With all the new works put on by The Royal Ballet this year, we haven’t seen as much of Kenneth MacMillan’s choreography as usual. This triple bill of mid-century works is an in-your-face reminder of what an omission that is: Concerto, Las Hermanas and Requiem show MacMillan at his versatile best, and The Royal Ballet are on top form to match.
Concerto was created for the Deutsche Oper Ballet in 1963, during MacMillan’s brief stint as their director. That it was a great success at the time and continues to be revived frequently is no wonder – it is 25 minutes of pure delight, a bright, bold plotless ballet set to very listenable Shostakovich and showcasing MacMillan’s playful approach to ballet’s most classical vocabulary. In the quicker first and third movements we see arabesques, posé turns, grand jetés and tour jetés strung together in neat sequences as if the dancers were doing their daily class in the studio, while in the second movement Sarah Lamb treats her partner Ryoichi Hirano as a barre in an exquisite pas de deux built up from the simplest practice-room port de bras. Lamb is a joy to watch, as are Yuhui Choe and Steven McRae in the quicker movements, moving in sync with enchanting precision, elevation, brio and smiles. As often with MacMillan, the supporting dancers’ choreography is just as interesting as the soloists’, and the mass of dancers in bright yellow in the last movement even turn their back on the five principals (Itziar Mendizabal has the demanding fast solo at the beginning of the third movement) and get on with their own thing in another nod to rehearsal dynamics. There are a few wobbles in synchronisation – and landings – among the corps de ballet, which are unfortunately obvious in a piece so unforgivingly dependent on precise synchronisation for effect, but they were a small distraction in an otherwise sparkling half-hour.

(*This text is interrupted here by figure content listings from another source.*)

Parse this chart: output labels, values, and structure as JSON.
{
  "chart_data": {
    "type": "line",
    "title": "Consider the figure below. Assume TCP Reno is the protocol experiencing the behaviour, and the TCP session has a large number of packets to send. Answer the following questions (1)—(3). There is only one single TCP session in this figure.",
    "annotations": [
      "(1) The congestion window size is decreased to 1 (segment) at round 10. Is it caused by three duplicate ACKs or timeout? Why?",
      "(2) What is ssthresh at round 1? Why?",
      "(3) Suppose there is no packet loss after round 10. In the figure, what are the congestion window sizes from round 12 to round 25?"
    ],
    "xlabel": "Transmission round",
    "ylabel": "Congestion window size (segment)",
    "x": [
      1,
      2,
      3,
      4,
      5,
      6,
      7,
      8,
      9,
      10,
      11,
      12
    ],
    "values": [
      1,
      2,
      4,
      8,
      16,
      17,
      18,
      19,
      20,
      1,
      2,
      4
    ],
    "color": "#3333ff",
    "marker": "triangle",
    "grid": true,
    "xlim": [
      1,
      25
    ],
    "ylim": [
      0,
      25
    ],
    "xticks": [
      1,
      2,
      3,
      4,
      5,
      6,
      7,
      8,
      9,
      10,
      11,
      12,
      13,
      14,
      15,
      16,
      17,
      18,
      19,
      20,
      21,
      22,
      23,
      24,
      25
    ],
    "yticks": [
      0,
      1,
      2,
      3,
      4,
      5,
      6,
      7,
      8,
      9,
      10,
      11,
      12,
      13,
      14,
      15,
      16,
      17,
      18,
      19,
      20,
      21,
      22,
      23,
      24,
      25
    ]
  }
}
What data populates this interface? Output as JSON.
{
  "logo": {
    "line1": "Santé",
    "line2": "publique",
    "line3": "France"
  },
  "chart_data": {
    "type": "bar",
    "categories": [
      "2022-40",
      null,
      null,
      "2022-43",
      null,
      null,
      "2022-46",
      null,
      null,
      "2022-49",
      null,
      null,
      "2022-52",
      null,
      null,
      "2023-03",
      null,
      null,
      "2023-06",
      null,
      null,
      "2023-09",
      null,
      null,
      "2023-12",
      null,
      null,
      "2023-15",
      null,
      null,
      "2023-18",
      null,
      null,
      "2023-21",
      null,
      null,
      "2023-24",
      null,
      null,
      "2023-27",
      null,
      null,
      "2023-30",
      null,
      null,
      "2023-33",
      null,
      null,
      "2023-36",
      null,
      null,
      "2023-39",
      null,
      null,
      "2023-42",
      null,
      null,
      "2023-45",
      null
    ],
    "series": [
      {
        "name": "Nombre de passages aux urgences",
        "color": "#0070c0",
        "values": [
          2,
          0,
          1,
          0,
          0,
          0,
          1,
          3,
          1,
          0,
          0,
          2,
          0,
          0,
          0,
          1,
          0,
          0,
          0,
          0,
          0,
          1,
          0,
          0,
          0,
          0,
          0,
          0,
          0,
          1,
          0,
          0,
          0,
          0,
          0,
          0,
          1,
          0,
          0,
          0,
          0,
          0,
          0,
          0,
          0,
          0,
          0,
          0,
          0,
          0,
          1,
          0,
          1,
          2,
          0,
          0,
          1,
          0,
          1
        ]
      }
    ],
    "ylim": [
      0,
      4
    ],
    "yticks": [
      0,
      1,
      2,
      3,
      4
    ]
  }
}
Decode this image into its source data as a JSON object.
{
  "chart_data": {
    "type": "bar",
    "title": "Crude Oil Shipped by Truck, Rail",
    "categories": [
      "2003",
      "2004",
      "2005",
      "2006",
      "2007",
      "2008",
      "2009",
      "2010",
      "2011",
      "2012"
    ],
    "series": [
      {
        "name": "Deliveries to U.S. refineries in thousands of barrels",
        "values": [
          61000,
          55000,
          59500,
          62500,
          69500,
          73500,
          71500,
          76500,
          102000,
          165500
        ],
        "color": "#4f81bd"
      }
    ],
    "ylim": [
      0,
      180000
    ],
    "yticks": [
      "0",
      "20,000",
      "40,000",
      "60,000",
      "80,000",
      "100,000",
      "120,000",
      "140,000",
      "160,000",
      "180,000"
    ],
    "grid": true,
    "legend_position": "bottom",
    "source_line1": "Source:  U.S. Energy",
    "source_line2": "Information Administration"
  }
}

Las Hermanas is in a completely different vein: an Expressionist ballet based on Lorca’s play La Casa de Bernarda Alba, the story of five sisters kept indoors by their repressive mother. In MacMillan’s retelling it is darkly captivating, using a striking movement vocabulary that conveys the intensity of the sisters’ emotions. The Eldest Sister, repressed and fearful, is danced with gut-wrenching harshness by Zenaida Yanowsky: her loveless pas de deux with The Man (Thiago Soares) is chilling in its controlled brutality. Soares summons up the requisite sullen viciousness (and displays his hulking shoulders) in a wife-beater vest, managing to look disdainful even of the eager Youngest Sister, who is played by Melissa Hamilton with attractive girlishness. The other sisters, particularly Laura Morera’s Jealous Sister who is driven to betrayal by unbearable circumstances, are excellent too, but it’s Yanowsky’s tightly hunched, angular misery which leaves the strongest impression. Las Hermanas is a powerful reminder that ballet can do darkness and strong emotion as well as any other art form: indeed, MacMillan’s Expressionism in movement was so compelling that I would happily have watched far more than the 26 minutes this tight family psychodrama lasted.